Google calcule une partie de votre géographie directement sur le téléphone

L'idée reçue veut que tout se joue entre le téléphone et le serveur, le premier envoyant une requête et le second renvoyant une réponse :

téléphone
   │
   ▼
serveur Google
   │
   ▼
réponse

Une couche système embarquée révèle un autre étage. Une partie de l'intelligence géographique est calculée localement sur l'appareil.

Nous avons retrouvé deux grandes couches.

CSL / segmenteur

Cet étage est tagué : 102 messages nommés, champs numérotés. Nous lisons les noms directement.

SemanticSegment
Visit
PlaceCandidate
PlaceInfo
MobilePlacePopularity
CslStateSnapshot
DeviceGenericPersona
PULP / HULK

Cet étage est compilé en WebAssembly.
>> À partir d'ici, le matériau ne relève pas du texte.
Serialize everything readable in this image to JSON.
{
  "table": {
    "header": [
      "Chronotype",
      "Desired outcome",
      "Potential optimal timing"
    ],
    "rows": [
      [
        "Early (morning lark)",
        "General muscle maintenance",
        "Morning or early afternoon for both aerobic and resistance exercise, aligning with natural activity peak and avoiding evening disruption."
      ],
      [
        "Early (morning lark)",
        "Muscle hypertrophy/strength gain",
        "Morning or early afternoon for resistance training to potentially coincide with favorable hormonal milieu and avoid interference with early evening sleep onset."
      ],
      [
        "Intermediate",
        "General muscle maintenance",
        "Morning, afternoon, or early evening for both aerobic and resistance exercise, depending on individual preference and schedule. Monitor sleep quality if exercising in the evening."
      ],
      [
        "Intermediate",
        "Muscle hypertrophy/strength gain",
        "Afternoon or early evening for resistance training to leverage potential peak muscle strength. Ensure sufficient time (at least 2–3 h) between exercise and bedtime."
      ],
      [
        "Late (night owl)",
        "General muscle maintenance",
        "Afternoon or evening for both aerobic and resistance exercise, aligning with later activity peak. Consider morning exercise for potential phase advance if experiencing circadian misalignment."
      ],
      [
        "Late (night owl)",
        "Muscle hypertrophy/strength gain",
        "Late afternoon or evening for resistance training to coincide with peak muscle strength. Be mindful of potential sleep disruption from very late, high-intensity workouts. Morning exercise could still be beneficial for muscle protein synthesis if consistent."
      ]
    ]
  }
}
Ses 85 tables de parsing sont localisées et leurs tags exacts sont connus, mais aucune n'est nommable : nous connaissons les noms de types par RTTI, pas la correspondance type ↔ table.

PulpCalculationInputs
FeatureWeights
Persona
ChainAffinity
UserLocationProfile
FrequentPlace
FrequentTrip
PlaceAggregates
AliasedLocationLite

La distinction compte. Sur CSL, nous pouvons citer un nom de message et dire qu'il existe. Sur Pulp, nous pouvons dire qu'une table de 85 entrées existe et donner ses tags, sans pouvoir affirmer que telle table correspond à tel type.

28

Pulp fabrique littéralement un persona géographique

Le pipeline visible ressemble à ceci :

SIGNAL DE LOCALISATION
        │
        ▼
INFÉRENCES POINT PAR POINT
        │
        ▼
SEGMENTATION
        │
        ▼
BEAM SEARCH
        │
        ▼
SEGMENTS SÉMANTIQUES
        │
        ▼
VISITES / LIEUX CANDIDATS
        │
        ▼
PULP / HULK
        │
        ├── domicile
        ├── travail
        ├── lieux fréquents
        ├── trajets fréquents
        ├── modes de déplacement
        └── persona

Le profil contient :

Persona
├── ChainAffinity
├── LocationAffinity
└── TravelModeAffinity

FrequentPlace
FrequentTrip
Visit
Activity
PlaceCandidate
SemanticSegment

Le champ le plus frappant pour les marques est celui-ci.

Persona.ChainAffinity

L'affinité d'un utilisateur pour une enseigne peut être calculée et conservée comme une donnée de son profil géographique local.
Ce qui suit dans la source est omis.